The new report from the venture capital company shows space infrastructure investment in 2021 was more than 50% greater than the prior record set in 2020.
The report, which is also available in an interactive format on the company’s website, shows a record-setting fourth quarter of $4.3 billion to help push investments to the record level.
The fourth quarter investments included “mega-rounds” of $250 million or more by Sierra Space ($1.4 billion), Elon Musk’s Space X ($337 million), and Planet Labs ($250 million), the report shows.
The annual report on global equity investments since 2012 is divided into three space technology stacks, including infrastructure, distribution and application, with infrastructure including space companies that build rockets and satellites, CNBC noted.
The past year was a record year for private investment across all space technology stacks with $46.3 billion invested, according to the report.

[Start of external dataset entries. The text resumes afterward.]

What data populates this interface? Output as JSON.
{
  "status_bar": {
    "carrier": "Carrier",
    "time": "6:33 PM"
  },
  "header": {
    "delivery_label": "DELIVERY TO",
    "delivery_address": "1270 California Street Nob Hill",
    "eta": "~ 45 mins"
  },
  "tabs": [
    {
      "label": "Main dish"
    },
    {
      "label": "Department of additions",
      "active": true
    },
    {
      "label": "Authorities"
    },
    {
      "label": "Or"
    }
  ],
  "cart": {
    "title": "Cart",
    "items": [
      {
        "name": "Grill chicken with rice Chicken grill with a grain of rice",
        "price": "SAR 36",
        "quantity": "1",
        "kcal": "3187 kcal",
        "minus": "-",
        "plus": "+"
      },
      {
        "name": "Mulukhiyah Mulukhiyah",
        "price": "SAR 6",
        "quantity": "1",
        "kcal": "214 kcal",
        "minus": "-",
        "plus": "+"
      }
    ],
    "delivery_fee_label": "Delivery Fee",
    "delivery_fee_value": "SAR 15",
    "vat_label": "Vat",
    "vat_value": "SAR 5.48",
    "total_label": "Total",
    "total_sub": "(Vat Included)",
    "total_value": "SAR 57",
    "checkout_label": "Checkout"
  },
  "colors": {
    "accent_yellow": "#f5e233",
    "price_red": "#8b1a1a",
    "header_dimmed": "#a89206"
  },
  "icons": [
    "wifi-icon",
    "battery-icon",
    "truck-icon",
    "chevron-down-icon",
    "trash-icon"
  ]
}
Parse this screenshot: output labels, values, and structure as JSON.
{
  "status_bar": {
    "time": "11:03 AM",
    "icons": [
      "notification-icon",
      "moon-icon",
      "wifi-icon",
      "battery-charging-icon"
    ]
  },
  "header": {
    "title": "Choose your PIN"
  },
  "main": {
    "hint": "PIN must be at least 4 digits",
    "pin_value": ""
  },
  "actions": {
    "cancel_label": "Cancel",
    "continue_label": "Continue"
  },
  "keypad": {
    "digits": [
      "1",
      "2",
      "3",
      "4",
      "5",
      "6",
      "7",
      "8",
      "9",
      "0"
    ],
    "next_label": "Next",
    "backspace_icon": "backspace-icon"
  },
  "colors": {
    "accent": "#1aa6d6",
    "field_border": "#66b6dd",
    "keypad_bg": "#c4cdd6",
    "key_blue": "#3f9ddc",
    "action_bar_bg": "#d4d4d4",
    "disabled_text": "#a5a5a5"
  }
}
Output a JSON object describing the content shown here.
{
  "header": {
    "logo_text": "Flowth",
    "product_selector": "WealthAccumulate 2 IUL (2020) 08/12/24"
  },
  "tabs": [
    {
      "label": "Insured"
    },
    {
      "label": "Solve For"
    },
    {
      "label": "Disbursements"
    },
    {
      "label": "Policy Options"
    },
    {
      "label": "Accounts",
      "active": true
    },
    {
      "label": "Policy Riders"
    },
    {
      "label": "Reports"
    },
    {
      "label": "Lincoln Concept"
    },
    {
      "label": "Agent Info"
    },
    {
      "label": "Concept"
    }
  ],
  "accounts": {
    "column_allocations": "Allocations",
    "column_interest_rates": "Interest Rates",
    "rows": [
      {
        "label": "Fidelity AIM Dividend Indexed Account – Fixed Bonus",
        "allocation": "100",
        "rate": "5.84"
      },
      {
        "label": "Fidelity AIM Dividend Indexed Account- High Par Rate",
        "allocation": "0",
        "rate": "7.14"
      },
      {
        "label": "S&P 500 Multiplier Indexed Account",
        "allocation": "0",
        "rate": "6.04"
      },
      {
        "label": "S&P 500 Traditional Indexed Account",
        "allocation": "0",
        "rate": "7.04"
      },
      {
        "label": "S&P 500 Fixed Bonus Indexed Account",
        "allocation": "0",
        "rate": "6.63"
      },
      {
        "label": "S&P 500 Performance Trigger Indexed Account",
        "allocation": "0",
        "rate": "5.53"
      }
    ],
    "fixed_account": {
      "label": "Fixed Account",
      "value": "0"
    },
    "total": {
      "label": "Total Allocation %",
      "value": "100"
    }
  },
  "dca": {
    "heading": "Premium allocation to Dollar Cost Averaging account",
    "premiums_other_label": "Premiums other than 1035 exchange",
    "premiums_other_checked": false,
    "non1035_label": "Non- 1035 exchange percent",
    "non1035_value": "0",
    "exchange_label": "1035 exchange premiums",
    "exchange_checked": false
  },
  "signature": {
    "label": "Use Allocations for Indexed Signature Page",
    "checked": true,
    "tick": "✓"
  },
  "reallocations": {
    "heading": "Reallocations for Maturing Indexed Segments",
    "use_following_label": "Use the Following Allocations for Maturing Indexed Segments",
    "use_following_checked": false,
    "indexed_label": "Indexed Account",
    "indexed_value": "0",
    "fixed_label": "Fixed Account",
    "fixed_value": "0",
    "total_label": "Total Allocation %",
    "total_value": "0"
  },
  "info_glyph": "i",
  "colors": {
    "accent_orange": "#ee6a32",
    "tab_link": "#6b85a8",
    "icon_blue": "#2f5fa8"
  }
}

The United States has led global investment in infrastructure at 67% of the total since 2012, the report shows.
Within private markets, another $14.7 billion was invested into 134 space companies in the fourth quarter, resulting in $252.9 billion of equity investment over the last 10 years across 1,694 companies globally, the report said.
The majority of investment dollars year-to-date have been in late stage rounds of funding.
“As we look ahead, we see tremendous opportunities to scale mass adoption of the existing infrastructure as we look for radically new approaches to build and operate space-based assets,” Space Capital managing partner Chad Anderson wrote in the report, according to CNBC.
The report also showed venture capitalists invested a record $17.1 billion into 328 space companies last year, accounting for 3% of total global venture capital flows, and driven in part by near-zero interest rates in the United States.
Anderson also said in the report that 2021 “was a big year for SPACs,” referring to special-purpose acquisition companies, and noting that two of its portfolio companies, Rocket Lab and Planet Labs went public as SPACs.
“But not all SPACs are created equal and, unfortunately, much of the momentum we saw in 2021 came at the cost of deep diligence, which increases the risk for investors,” Anderson wrote.